Appearance
Configure Transcription Action
Change the STT (Speech-to-Text) provider and/or recognition language(s) during an active call session without hanging up.
Action Structure
json
{
"type": "configure_transcription",
"session_id": "550e8400-e29b-41d4-a716-446655440000",
"provider": "DEEPGRAM",
"languages": ["en-US"]
}Fields
| Field | Type | Required | Default | Description |
|---|---|---|---|---|
type | string | Yes | — | Always "configure_transcription" |
session_id | string (UUID) | Yes | — | Session identifier from event |
provider | string | No | Current provider | STT provider to switch to. Valid values: "AZURE", "DEEPGRAM", "ELEVEN_LABS". Omitting keeps the current provider. |
languages | string[] | No | Provider default | BCP-47 language codes (1–4 entries). Fully replaces the current config. Omitting resets to provider default (auto-detection). |
custom_vocabulary | string[] | No | — | Words or phrases to boost STT recognition accuracy. Max 100 entries, max 200 characters per entry. Fully replaces the current session-level vocabulary. Merged with client-level vocabulary configured during onboarding. Supported by Azure, Deepgram, and ElevenLabs. |
vad | object | No | Current setting | Voice-activity detection tuning, applied for the rest of the session. See VAD Configuration. |
At least one of provider, languages, custom_vocabulary, or vad should be provided; sending none of them is a no-op.
Configuring VAD Session-Wide
Use this action to set or change VAD parameters for the entire remaining session (equivalent to setting vad on every subsequent speak).
json
{
"type": "configure_transcription",
"session_id": "550e8400-e29b-41d4-a716-446655440000",
"vad": {
"end_of_turn_silence_ms": 1200
}
}Out-of-range or invalid values are silently ignored.
Behavioral Details
Full Replace Semantics
Both provider and languages use full replace semantics — they never merge with existing settings.
provider field | languages field | Result |
|---|---|---|
| Provided | Provided | Switches to new provider with specified languages |
| Provided | Omitted | Switches to new provider; languages reset to [] (default) |
| Omitted | Provided | Keeps current provider; languages fully replaced |
| Omitted | Omitted | No-op (transcription unchanged) |
Custom Vocabulary
Pass a custom_vocabulary array to boost recognition of domain-specific terms, product names, proper nouns, or technical terms your callers are likely to use.
- Entries are matched case-insensitively during deduplication and merged with client-level vocabulary.
- Multi-word phrases (e.g.
"SIP-Trunk") are supported by all providers. - If omitted, the current session vocabulary is kept unchanged.
- Max 100 entries; max 200 characters per entry.
Supported providers: Azure, Deepgram, ElevenLabs
Brief Audio Gap During Restart
Any change — language or provider — requires the transcription engine to restart.

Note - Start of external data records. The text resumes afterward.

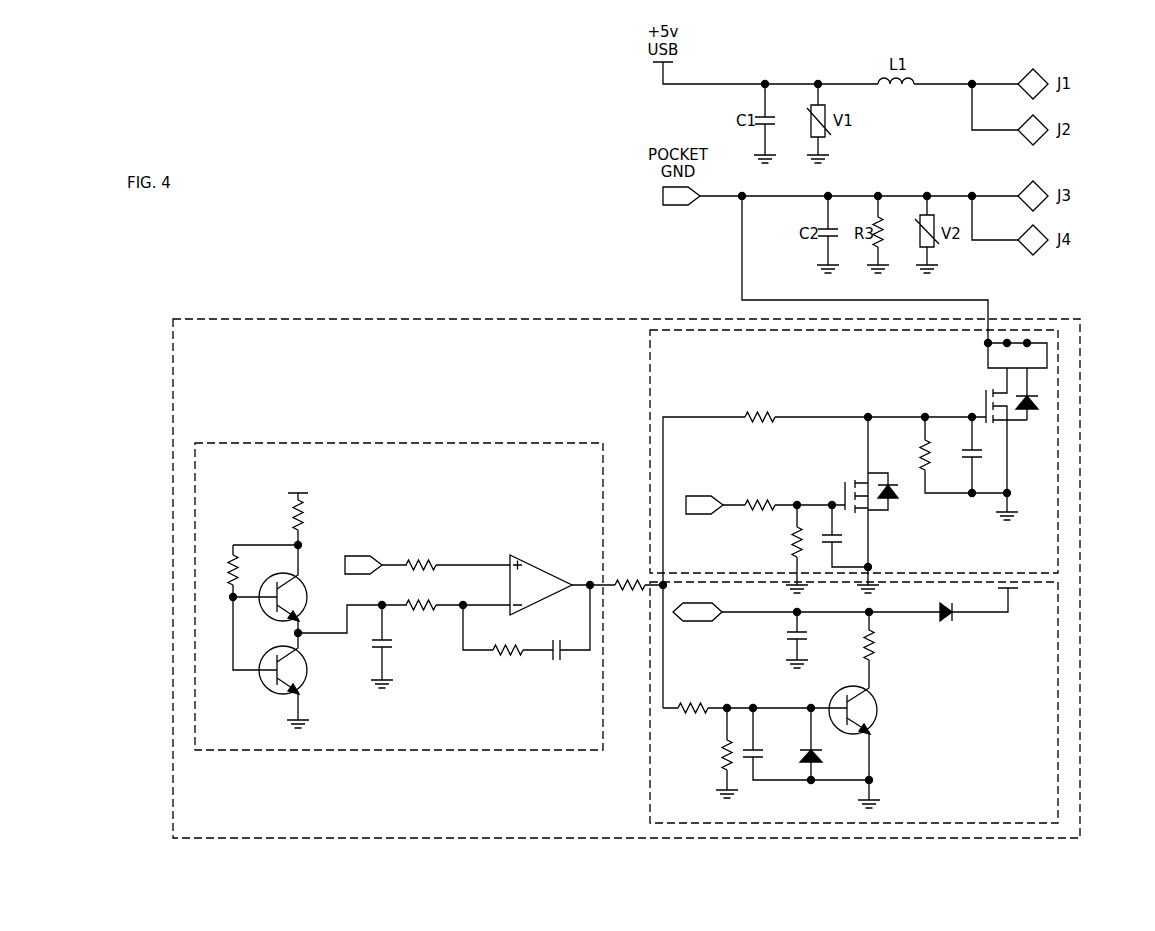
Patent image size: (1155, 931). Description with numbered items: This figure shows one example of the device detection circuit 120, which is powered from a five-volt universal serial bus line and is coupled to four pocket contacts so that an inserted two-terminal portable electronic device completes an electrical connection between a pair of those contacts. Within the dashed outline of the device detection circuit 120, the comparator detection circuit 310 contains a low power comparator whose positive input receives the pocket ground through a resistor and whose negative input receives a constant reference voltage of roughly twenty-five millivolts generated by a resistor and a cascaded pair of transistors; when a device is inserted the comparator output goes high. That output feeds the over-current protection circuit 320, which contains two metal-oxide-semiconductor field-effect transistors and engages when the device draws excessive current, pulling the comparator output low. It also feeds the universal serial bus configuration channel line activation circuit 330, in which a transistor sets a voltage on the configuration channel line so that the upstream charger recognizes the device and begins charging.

The device detection circuit 120 is at (173, 458).
The comparator detection circuit 310 is at (397, 443).
The over-current protection circuit 320 is at (1058, 449).
The universal serial bus configuration channel line activation circuit 330 is at (1058, 699).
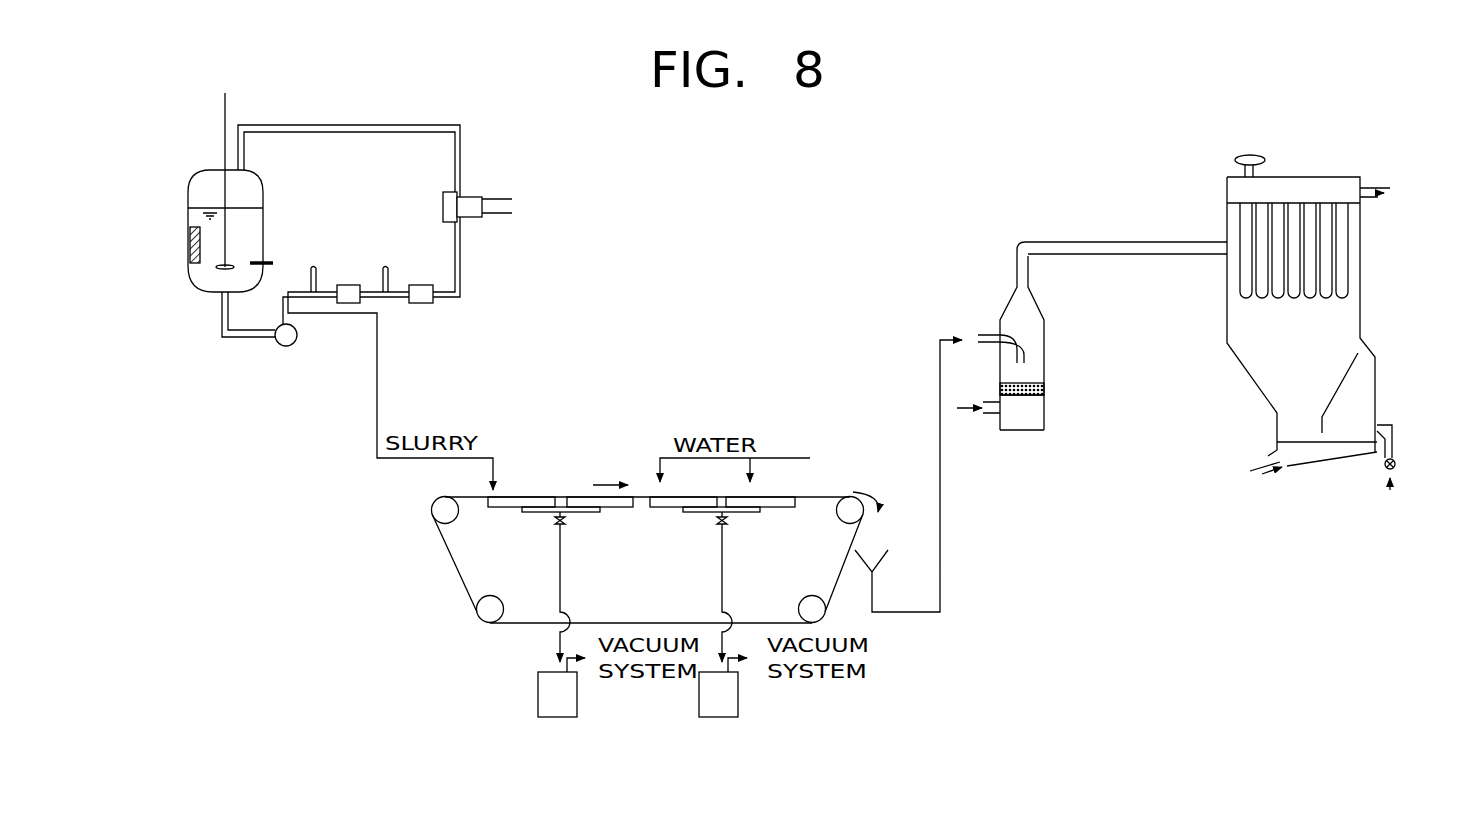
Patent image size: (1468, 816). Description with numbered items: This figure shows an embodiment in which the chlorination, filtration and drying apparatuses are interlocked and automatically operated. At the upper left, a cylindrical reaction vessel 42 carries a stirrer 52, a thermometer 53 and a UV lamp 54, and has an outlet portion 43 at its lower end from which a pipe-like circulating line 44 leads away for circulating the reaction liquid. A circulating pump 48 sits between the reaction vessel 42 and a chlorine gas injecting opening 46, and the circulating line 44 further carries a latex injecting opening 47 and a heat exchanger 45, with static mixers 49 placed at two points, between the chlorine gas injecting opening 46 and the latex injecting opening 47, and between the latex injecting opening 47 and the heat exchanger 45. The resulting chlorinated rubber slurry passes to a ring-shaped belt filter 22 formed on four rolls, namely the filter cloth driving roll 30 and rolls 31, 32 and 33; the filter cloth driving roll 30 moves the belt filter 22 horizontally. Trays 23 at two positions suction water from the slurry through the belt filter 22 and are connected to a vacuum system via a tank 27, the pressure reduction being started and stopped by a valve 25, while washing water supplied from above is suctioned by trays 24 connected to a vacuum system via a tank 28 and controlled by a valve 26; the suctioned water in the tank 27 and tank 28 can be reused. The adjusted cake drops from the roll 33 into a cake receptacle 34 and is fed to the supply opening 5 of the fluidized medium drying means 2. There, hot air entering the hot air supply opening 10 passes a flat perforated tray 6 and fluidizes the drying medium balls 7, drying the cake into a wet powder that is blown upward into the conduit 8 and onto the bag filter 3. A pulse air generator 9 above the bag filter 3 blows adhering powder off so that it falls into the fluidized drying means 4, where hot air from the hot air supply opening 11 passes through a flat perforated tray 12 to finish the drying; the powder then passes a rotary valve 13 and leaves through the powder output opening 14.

Audio received during the restart is dropped and will not appear in any user_speak event.
| Change type | Typical gap |
|---|---|
| Language change only | ~100–500 ms |
| Provider switch | ~200–800 ms |
Design your call flow to trigger changes at natural pause points (e.g., after the assistant finishes speaking) to minimize the impact of the gap.
Barge-In Latency After Provider Switch
Each provider has different Voice Activity Detection (VAD) characteristics. Switching providers may change barge-in latency for the immediate strategy:
| Provider | Approximate barge-in latency |
|---|---|
| Azure | ~20–80 ms |
| Deepgram | ~20–100 ms |
| ElevenLabs | ~30–120 ms |
Compatible Channels
The configure_transcription action is accepted on all three delivery channels:
- HTTP webhook response
- Client-transport WebSocket
- External API POST
Multi-Language Support per Provider
Not all providers support simultaneous multi-language detection. When more than one language code is supplied, providers that only accept a single language will silently use the first entry and ignore the rest.
| Provider value | Multi-language support | Notes |
|---|---|---|
"AZURE" | ✅ Up to 4 languages | All entries used for Language Identification (LID) |
"DEEPGRAM" | ✅ Multilingual | Auto-detects across the supplied languages; supply none for full auto-detect |
"ELEVEN_LABS" | ❌ Single language only | Only the first entry is used; rest are ignored |
Recommendation: When targeting ElevenLabs, supply exactly one language code. Deepgram and Azure both accept multiple codes; supplying none lets the provider auto-detect.
Examples
Change Language Only (Keep Current Provider)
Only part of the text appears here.